Number of data entries = 4
  Data dimension = 2 x 2
  SOM dimension (width x height x depth) = 2x2x1
  SOM size = 4
  Number of iterations = 1
  Neuron dimension = 3x3
  Euclidean distance dimension = 1x1
  Number of progress information prints = 1
  Intermediate storage of SOM = off
  Layout = cartesian
  Initialization type = file_init
  SOM initialization file = /data/test_som.bin
  Interpolation type = bilinear
  Seed = 1234
  Number of rotations = 360
  Use mirrored image = 1
  Number of CPU threads = 40
  Use CUDA = 1
  Distribution function for SOM update = gaussian
  Sigma = 1.1
  Damping factor = 0.2
  Maximum distance for SOM update = -1
  Use periodic boundary conditions = 0
  Store best rotation and flipping parameters = 0

Loading the mapping:

data_map, numberOfImages, som_width, som_height, som_depth = load_som_mapping(map_path, verbose=True);
show_mapping(data_map)

Result:

version: 2
file_type: 2
data_type: 0
numberOfImages: 4
som_layout: 0
som dimensionality: 2
som dimensions: (2, 2)

Map result:
[[0.000e+00 1.000e+00 4.000e+00 9.000e+00]
 [9.801e+03 9.604e+03 9.409e+03 9.216e+03]
 [0.000e+00 1.000e+00 4.000e+00 9.000e+00]
 [0.000e+00 1.000e+00 4.000e+00 9.000e+00]] 4 2 2 1 

[0 1 2 3]
[3 2 1 0]
[0 1 2 3]
[0 1 2 3]

While I expect:

[3 2 1 0]
[0 1 2 3]
[0 1 2 3]
[0 1 2 3]

I tried mapping different sets of images and it is hard to find a pattern, thus I suspect a random shuffle somewhere... Maybe it is due to the shuffle in PINK/src/SelfOrganizingMapLib/DataIterator.h?
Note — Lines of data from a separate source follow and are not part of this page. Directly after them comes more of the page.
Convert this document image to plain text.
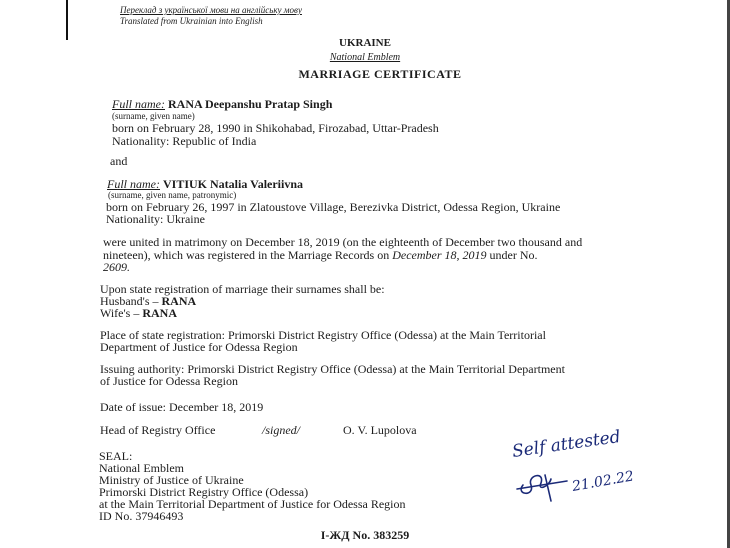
Переклад з української мови на англійську мову
Translated from Ukrainian into English
UKRAINE
National Emblem
MARRIAGE CERTIFICATE
Full name: RANA Deepanshu Pratap Singh
(surname, given name)
born on February 28, 1990 in Shikohabad, Firozabad, Uttar-Pradesh
Nationality: Republic of India
and
Full name: VITIUK Natalia Valeriivna
(surname, given name, patronymic)
born on February 26, 1997 in Zlatoustove Village, Berezivka District, Odessa Region, Ukraine
Nationality: Ukraine
were united in matrimony on December 18, 2019 (on the eighteenth of December two thousand and
nineteen), which was registered in the Marriage Records on December 18, 2019 under No.
2609.
Upon state registration of marriage their surnames shall be:
Husband's – RANA
Wife's – RANA
Place of state registration: Primorski District Registry Office (Odessa) at the Main Territorial
Department of Justice for Odessa Region
Issuing authority: Primorski District Registry Office (Odessa) at the Main Territorial Department
of Justice for Odessa Region
Date of issue: December 18, 2019
Head of Registry Office	/signed/	O. V. Lupolova
SEAL:
National Emblem
Ministry of Justice of Ukraine
Primorski District Registry Office (Odessa)
at the Main Territorial Department of Justice for Odessa Region
ID No. 37946493
I-ЖД No. 383259
Self attested
21.02.22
BerndDoser commented 5 years ago

Absolutely! The DataIterator is doing a random shuffle of the images. This is nonsense for the mapping, of course. I will switch the shuffle off for the mapping. Could this be also the reason for #33?

RafaelMostert commented 5 years ago

Ok. Good to know.

I don't think that this will also solve #33 . The measure AQE = np.mean(np.min(mapping_data, axis=1)) and the TE measure do not care about ordering. They work as long as the per image mapping is correct.